この日公表された報告書は、政府が今後数週間以内の取りまとめを目指す大規模な年金制度改革の土台となる。

報告書は、現行の賦課方式(現役世代が支払う保険料で高齢者の年金を賄う仕組み)を補完するため、スウェーデンの年金制度をモデルとした基金を設立するよう提案した。この制度では、労働者と企業に拠出金の支払いを義務付け、この資金を金融市場で運用することで将来の年金財源を確保する。

メルツ首相はドイツ産業連盟(BDI)の会合で「法定年金制度に資本市場を活用することは、年金制度の長期的な持続可能性と安定性を左右する最も重要な要素だろう」と強調した。

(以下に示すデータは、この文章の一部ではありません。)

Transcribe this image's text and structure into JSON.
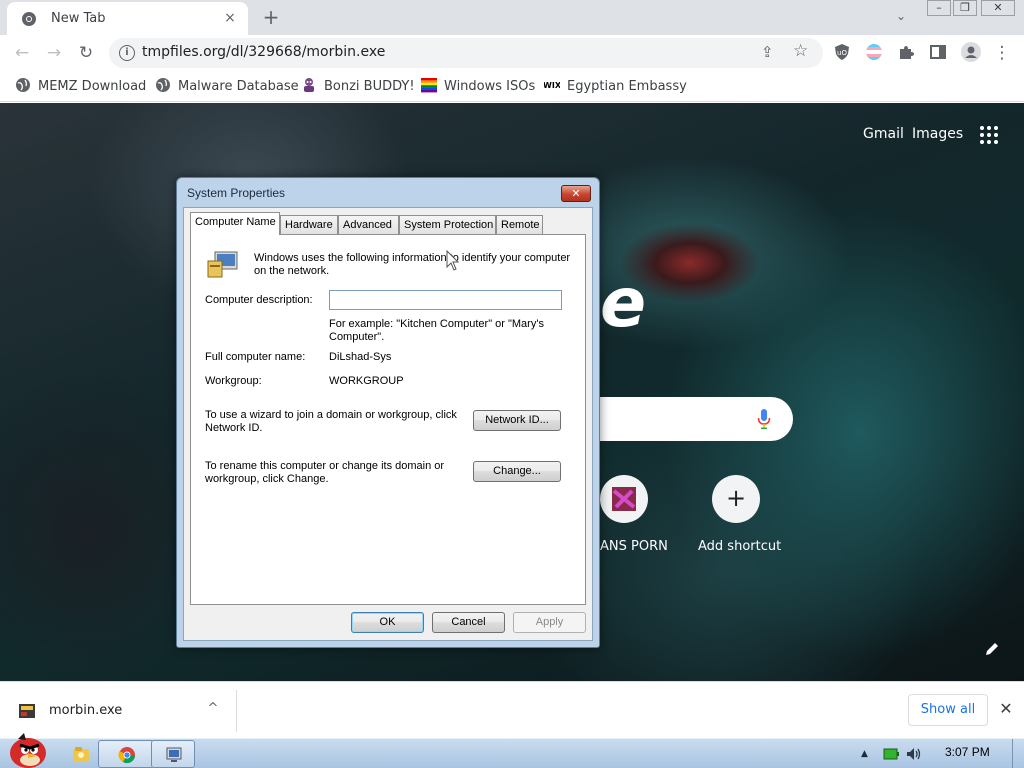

報告書は、45年間保険料を納めた人が63歳で早期退職できる現行制度の廃止も提案。平均寿命の伸びに合わせて定年年齢を段階的に引き上げる仕組みを盛り込んだ。これにより、現在2030年代初頭までに67歳へ引き上げられる予定の法定退職年齢が、2090年代初頭に70歳前後まで上昇する見通しとなる。

経済界が提案の内容をおおむね歓迎している一方、労働組合側は63歳早期退職制度の廃止に強く反発している。